- Born: 21 March 1855 Bergen, Norway
- Died: 1 March 1933 (aged 77) Vestre Aker, Norway
- Citizenship: Norwegian
- Education: Royal Frederick University
- Scientific career
- Fields: anatomy microbiology cancer research

= Fredrik Georg Gade =

Norwegian physician (1855–1933)

Fredrik Georg Gade (21 March 1855 – 1 March 1933) was a Norwegian physician.

==Personal life==
He was born in Bergen as the son of merchant Fredrik Georg Gade (1830–1905) and his wife Ingeborg Wallem (1830–1902). The family originated in Lüneburg; an ancestor had migrated to Norway in the eighteenth century. The name Fredrik Georg was a family tradition. He was the brother of Herman Gerhard Gade, and a first cousin of Fredrik Barbe Wallem, Fredrik Herman Gade and John Allyne Gade.

Gade married twice. His first marriage, to Augusta Smith-Petersen (1858–1936), a daughter of Morten Smith-Petersen, lasted from September 1881 to 1898—she later married Christian Sinding. Secondly, Gade married Louise Kiær (1866–1959) in June 1908. She was a Danish citizen. The couple settled at Heggeli in Vestre Aker.

Gade was a skilled amateur violinist, and played together with composer and conductor Iver Holter while studying. He also befriended cultural and political personalities such as Edvard Grieg, Georg Brandes, Jonas Lie, Alexander Kielland and Christian Michelsen.

==Career==
Despite the tendency in his family to work in the business life, Gade had an academic career. After finishing his secondary education in 1872, he graduated from the Royal Frederick University with the cand.med. degree in 1880. He was employed at Rikshospitalet, and from 1888 he also worked at the Royal Frederick University. He had the title prosector from 1891. He also held lectures in anatomy at the Bergen Academy of the Arts. In 1900 he had been considered as the replacement of professor Hjalmar Heiberg, but since Gade did not hold a doctorate, the position went to Francis Harbitz. Both candidates delivered a paper as a part of the assessment process; Gade's paper Om patologisk-anatomiske forandringer i vævene af neurotrofisk oprindelse was later considered as a doctor's thesis. Gade received the dr.med. degree later in 1900. He left the university in 1906.

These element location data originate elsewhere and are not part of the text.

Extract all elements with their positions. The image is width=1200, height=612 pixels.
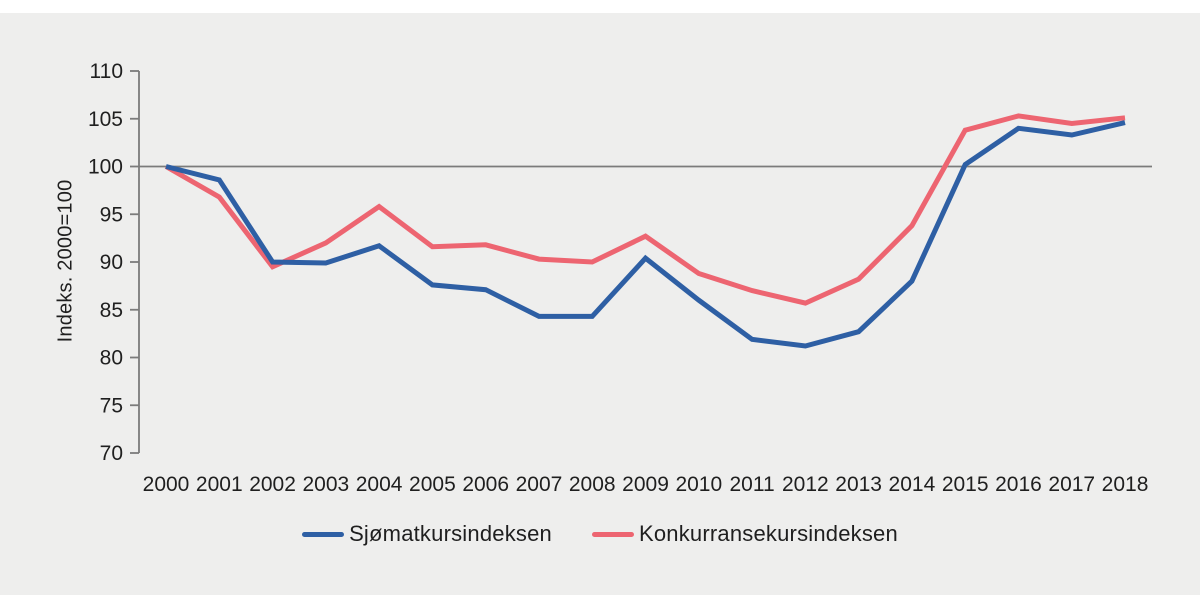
- x-axis-label: 2000: [143, 473, 190, 496]
- y-axis-tick-label: 85: [100, 299, 123, 322]
- legend-label-konkurransekursindeksen: Konkurransekursindeksen: [638, 521, 898, 546]
- y-axis-tick-label: 105: [88, 108, 123, 131]
- x-axis-label: 2007: [516, 473, 563, 496]
- chart-panel: [0, 13, 1200, 595]
- x-axis-label: 2012: [782, 473, 829, 496]
- y-axis-tick-label: 75: [100, 394, 123, 417]
- x-axis-label: 2005: [409, 473, 456, 496]
- x-axis-label: 2017: [1048, 473, 1095, 496]
- x-axis-label: 2003: [302, 473, 349, 496]
- x-axis-label: 2014: [889, 473, 936, 496]
- legend-line-swatch-red: [591, 531, 634, 537]
- x-axis-label: 2013: [835, 473, 882, 496]
- x-axis-label: 2001: [196, 473, 243, 496]
- legend-item-sjomatkursindeksen: Sjømatkursindeksen: [302, 521, 552, 547]
- y-axis-tick-label: 110: [90, 60, 123, 83]
- x-axis-label: 2011: [729, 473, 774, 496]
- x-axis-label: 2008: [569, 473, 616, 496]
- y-axis-tick-label: 100: [88, 156, 123, 179]
- legend-line-swatch-blue: [302, 531, 345, 537]
- x-axis-label: 2010: [675, 473, 722, 496]
- x-axis-label: 2015: [942, 473, 989, 496]
- y-axis-title: Indeks. 2000=100: [54, 179, 77, 343]
- y-axis-tick-label: 80: [100, 347, 123, 370]
- series-line-konkurransekursindeksen: [164, 113, 1126, 306]
- x-axis-label: 2009: [622, 473, 669, 496]
- x-axis-label: 2018: [1102, 473, 1149, 496]
- x-axis-label: 2016: [995, 473, 1042, 496]
- series-line-sjømatkursindeksen: [165, 120, 1126, 349]
- x-axis-label: 2004: [356, 473, 403, 496]
- x-axis-label: 2006: [462, 473, 509, 496]
- y-axis-tick-label: 95: [100, 203, 123, 226]
- y-axis-tick-label: 70: [100, 442, 123, 465]
- legend: Sjømatkursindeksen Konkurransekursindeks…: [0, 520, 1200, 548]
- legend-label-sjomatkursindeksen: Sjømatkursindeksen: [349, 521, 552, 546]
- legend-item-konkurransekursindeksen: Konkurransekursindeksen: [591, 521, 898, 547]
- y-axis-tick-label: 90: [100, 251, 123, 274]
- x-axis-label: 2002: [249, 473, 296, 496]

Gade was among the pioneers in microbiology. He stayed in Berlin in 1885 and 1890, where Robert Koch did ground-breaking work in the field. He also visited Carl Friedländer, Carl Weigert, Victor André Cornil, Louis-Antoine Ranvier and Louis-Charles Malassez. In Norway, together with Klaus Hanssen and Hans Juell, he did pioneer work in fighting tuberculosis, leading to the Tuberculosis Act of 1900. In addition, he was one of Norway's first cancer researchers. This endeavor became even more pressing as he lost his son to tuberculosis in 1905. In addition to his academic work, he also wrote popular-scientific books, including 1929's Kreftsykdommene, deres vesen, utbredelse og bekjempelse. En almenfattelig fremstilling. He edited the journal Norsk magasin for lægevidenskaben from 1893 to 1897 and 1912 to 1927, and engaged himself in the public debate, siding with the political liberals of the day.

Gade was decorated as a Commander, Second Class of the Royal Norwegian Order of St. Olav. The Gade Institute at Haukeland Hospital, a forerunner of the Faculty of Medicine at the University of Bergen, is named after him. In 1924 he became an honorary member of the Norse Federation, an organization of which he had been a co-founder and vice chairman from 1907. He was a central board member of the Liberal Left Party from 1921 to 1922. He died in 1933 from bronchial cancer, his wife outliving him by twenty-six years.